Don't forget us little people when you hit it big time. :mrgreen:

But seriously, that is awesome. Congrats. 
What position? I couldn't see it on the link.


----------



## Valérie_D (Feb 12, 2015)

Oui, Bravo!!


----------



## Craig Sharmat (Feb 12, 2015)

Thanks everyone for the well wishes!

Peter, It is a chart of the most increased spins on Billboard's Contemporary Jazz chart.
I came in at #1 tied with Diana Krall.


----------



## Richard Wilkinson (Feb 12, 2015)

Congrats! Love the track too. Good job on the video considering that's a new thing to you.
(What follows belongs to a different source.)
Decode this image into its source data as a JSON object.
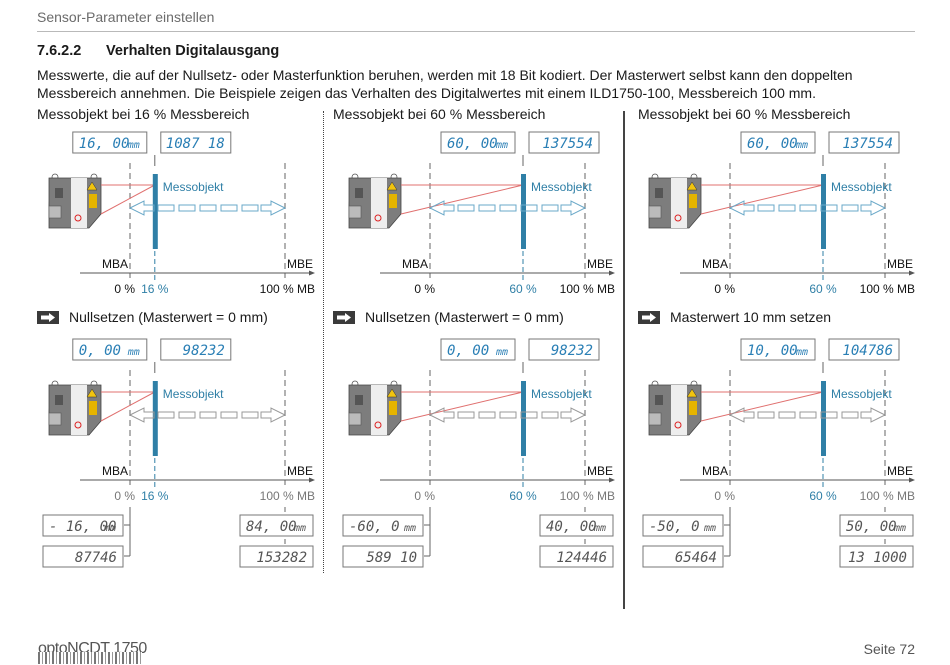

I would've liked to see the clips synced perfectly to the beat, but that's a minor quibble - and it's all about the music anyway, which is fab.


----------



## A/V4U (Feb 22, 2015)

Congrats! Love it.


----------



## Mike Greene (Feb 22, 2015)

Very cool!


----------



## pkm (Feb 22, 2015)

That's fantastic, congrats! I bet that footage was not easy to license, but it made for a cool video!


----------



## Craig Sharmat (Feb 22, 2015)

Thanks guys

Paul, the footage is PD and available online free through the Library of Congress.
There is a specific link I have bookmarked but away from my computer right now if you ever desire it. Lots of people use the pd stuff for obvious reasons.


----------



## pkm (Feb 22, 2015)

Oh even better! I worked on a project that used a lot of old archival footage and they said it was a big pain. Looks great!


----------



## jim2b (Feb 25, 2015)

Hi Craig,

I love this!!!!

Fabulous work!

Jim


----------



## Hannes_F (Feb 25, 2015)

Cool stuff, love it!


----------



## Phil C. (Feb 25, 2015)

Excellent !
Congrats !


----------